Référendum: le piège tendu par Cameron aux indépendantistes écossais

Northern Constabulary Pipe Band at Dingwall Remembrance Parade 2010. Conner395 via Flickr CC Licence By

«Le référendum sur l’indépendance de l’Ecosse devrait avoir lieu le plus tôt possible», a fait savoir le cabinet de David Cameron, rapporte le Telegraph. Le lendemain, l’hôte du 10 Downing Street a déclaré sur Sky News qu’il souhaitait que le vote ait lieu dans les 18 prochains mois.  Le Premier ministre britannique serait-il devenu un fervent défenseur de l’identité celte?

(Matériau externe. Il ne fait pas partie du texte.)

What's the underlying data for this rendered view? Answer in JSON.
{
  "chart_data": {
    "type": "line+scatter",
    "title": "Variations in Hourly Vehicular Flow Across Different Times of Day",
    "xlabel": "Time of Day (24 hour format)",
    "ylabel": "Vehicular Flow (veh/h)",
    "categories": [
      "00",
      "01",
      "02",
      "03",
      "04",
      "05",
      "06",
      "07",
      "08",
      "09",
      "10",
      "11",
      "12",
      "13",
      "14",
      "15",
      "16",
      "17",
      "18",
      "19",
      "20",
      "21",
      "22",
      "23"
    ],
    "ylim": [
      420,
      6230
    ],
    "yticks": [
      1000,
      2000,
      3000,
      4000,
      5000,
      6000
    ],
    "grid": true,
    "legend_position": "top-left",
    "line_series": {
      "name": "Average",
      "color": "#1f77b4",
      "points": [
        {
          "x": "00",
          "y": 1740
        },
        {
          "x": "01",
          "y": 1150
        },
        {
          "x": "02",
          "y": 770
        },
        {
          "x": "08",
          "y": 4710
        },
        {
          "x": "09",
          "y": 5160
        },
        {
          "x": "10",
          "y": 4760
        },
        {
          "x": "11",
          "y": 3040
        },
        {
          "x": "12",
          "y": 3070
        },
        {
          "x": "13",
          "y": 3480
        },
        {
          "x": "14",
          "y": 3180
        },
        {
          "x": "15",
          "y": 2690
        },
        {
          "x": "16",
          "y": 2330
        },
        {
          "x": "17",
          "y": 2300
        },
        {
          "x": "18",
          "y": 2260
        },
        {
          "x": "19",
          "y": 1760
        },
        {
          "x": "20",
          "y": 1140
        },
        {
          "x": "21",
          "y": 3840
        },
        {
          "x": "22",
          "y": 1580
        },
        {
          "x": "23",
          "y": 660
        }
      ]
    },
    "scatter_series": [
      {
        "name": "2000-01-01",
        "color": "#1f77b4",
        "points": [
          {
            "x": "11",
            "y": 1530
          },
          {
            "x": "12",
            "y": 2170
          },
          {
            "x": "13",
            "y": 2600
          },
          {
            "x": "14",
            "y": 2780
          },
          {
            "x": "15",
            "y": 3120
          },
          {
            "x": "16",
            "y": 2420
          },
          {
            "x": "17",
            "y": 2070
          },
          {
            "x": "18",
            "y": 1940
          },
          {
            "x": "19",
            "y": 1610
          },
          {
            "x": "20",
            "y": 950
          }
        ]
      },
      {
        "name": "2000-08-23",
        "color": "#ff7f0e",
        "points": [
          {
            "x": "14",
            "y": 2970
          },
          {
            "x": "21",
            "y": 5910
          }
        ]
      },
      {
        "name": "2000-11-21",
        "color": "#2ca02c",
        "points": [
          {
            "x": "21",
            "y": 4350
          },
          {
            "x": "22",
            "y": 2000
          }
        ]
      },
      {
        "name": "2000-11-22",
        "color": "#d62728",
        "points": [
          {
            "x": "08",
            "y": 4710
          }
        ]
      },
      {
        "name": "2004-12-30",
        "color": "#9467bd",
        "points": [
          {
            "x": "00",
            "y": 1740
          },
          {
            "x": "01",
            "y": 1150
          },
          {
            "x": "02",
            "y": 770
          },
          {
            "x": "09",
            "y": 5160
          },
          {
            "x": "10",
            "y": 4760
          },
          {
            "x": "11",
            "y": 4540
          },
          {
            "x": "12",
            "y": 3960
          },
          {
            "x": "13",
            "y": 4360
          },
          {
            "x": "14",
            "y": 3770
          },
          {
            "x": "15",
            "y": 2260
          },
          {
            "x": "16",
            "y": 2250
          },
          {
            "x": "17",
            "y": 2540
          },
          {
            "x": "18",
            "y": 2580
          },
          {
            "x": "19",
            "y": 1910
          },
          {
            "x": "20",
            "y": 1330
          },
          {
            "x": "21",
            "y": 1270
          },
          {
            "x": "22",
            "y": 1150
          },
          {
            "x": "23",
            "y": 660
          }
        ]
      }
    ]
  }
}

Bien au contraire, il s’agirait en fait d’une manœuvre politique destinée à faire échouer le projet. Explications: le Parti national écossais (SNP) est majoritaire au Parlement d’Edimbourg depuis 2007. Au cœur de son programme: la promesse d’organiser un référendum sur l’indépendance. En mai 2011, le SNP avait largement remporté les élections avec 45% des voix. Une légitimité sur laquelle Alex Salmond, le Premier ministre local, compte bien s’appuyer.

Depuis le Scottish Act de 1998, l’Ecosse a obtenu la dévolution des pouvoirs et la maîtrise de la plupart de ses affaires internes. Pas encore assez pour le SNP qui prône l’indépendance complète. Mais selon un sondage publié sur le Guardian, seulement 30% des Ecossais se prononcent en sa faveur. Un chiffre en progression constante.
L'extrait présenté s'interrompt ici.